Originally built by the Goodall brothers for several thousand dollars, the park officially opened May 29, 1915, with a semi-pro game between Sanford and the Lewiston Pilgrims, won by the home team reportedly in front of 1,300 fans on a warm, cloudless day.

Employees of the Goodall Worsted Company built the fencing and grandstand in 1924. Goodall Park has hosted more than just sporting events. Eight years later boxer Jack Dempsey made an appearance on behalf of Louis Brann, who was running for governor of Maine at the time.

But the park was always best known for its baseball, particularly the semi-pro level in the 1940s and ’50s where visiting teams would bring their own portable lights for night games and kids were paid a quarter per game to bring a flashlight and retrieve foul balls.

The addition of the Mainers, Sanford’s first real town team in many years, harkens back to that era. In 1954, when Goodall-Sanford closed, the corporation donated the park to the town with the stipulation it be used for recreation and public purposes.

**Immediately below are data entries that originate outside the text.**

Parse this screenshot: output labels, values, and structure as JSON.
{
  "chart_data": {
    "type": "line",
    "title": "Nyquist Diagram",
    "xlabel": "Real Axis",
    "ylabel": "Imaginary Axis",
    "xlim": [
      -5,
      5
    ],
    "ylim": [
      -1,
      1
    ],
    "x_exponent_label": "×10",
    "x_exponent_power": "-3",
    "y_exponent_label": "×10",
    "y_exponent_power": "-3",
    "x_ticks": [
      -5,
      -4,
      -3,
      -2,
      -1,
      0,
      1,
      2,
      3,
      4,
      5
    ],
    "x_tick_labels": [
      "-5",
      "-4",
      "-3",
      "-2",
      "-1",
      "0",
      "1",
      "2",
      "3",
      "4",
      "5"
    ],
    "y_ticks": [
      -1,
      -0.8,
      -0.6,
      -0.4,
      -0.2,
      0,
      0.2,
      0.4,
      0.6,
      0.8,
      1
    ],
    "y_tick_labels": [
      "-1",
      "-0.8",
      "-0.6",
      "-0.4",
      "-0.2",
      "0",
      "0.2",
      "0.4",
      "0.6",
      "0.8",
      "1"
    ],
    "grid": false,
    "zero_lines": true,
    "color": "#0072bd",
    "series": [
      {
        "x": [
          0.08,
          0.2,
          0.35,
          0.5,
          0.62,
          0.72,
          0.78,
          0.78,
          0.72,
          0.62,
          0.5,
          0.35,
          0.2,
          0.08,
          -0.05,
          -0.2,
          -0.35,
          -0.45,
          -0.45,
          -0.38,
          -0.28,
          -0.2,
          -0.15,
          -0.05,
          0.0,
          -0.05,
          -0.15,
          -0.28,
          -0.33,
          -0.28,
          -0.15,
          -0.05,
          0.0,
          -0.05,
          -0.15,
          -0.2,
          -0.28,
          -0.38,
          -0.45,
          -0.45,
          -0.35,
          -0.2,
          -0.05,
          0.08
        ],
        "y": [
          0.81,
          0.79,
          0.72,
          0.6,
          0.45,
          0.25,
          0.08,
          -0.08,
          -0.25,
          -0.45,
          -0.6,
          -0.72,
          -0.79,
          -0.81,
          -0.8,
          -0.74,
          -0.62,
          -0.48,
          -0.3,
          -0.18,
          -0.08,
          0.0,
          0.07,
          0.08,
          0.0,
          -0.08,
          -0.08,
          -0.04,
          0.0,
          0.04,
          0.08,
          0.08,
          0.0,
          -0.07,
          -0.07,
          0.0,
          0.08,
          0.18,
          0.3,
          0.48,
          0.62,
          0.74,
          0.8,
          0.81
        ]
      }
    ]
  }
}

"The fence was awesome," said Rick Stanley of the Sanford Chamber of Commerce who played and coached in the old facility. "It was deep. I think it was 420 feet to center field. It was bigger than (Boston’s) Fenway (Park), that’s the way we always used to approach it. That’s the comparison we made. We had real dugouts, that was kind of awesome, and we had water in the dugouts. The little things back then meant a lot. The idea that the fans were behind us and around us was also intriguing, and that made the game more exciting."

"I can remember whenever the town team played it used to bring in hordes of people when I started going there in the ’40s," Cochin said. "When I go there now it’s so reminiscent of those days. It’s served adults and kids in so many ways. It was the place to go to see some pretty good baseball."

And now they see it in a more modern park, made mostly of brick to give it a nostalgic look as contractors successfully attempted to retain some of the old-time characteristics and charm like the dark green canopy roof covering the grandstand and the iron grating. Only two columns support the cantilever roof, providing unobstructed views of the action.

"They really picked the charm up," Stanley said. "They did an excellent job recreating the old-style ball stadium. The town is so proud of that park it’s unbelievable."

The hunter green seats, sold for $125 apiece to help repay the town for the money it put up, were manufactured by the Hussey Seating Co. of North Berwick, which makes seats for stadiums such as Coors Field in Denver, home of the Colorado Rockies.

"A lot people have gone down there after the new park was built," Boyce said, "but the image in my mind I’ll always have is of the old park. And I think that image will stay there."

"It’s like going back in time," Cochin said of Goodall and the Mainers. "That’s what I think whenever I go there now. It’s just like the ’40s all over again. It’s great for the town. It’s one of the best things that’s ever happened to Sanford. Right now it’s just as bustling as it was in the ’40s. I see people who haven’t gone to a game in years. Now they don’t miss one.

"It certainly sends me back 50 years," he added. "You can’t helped but get hooked."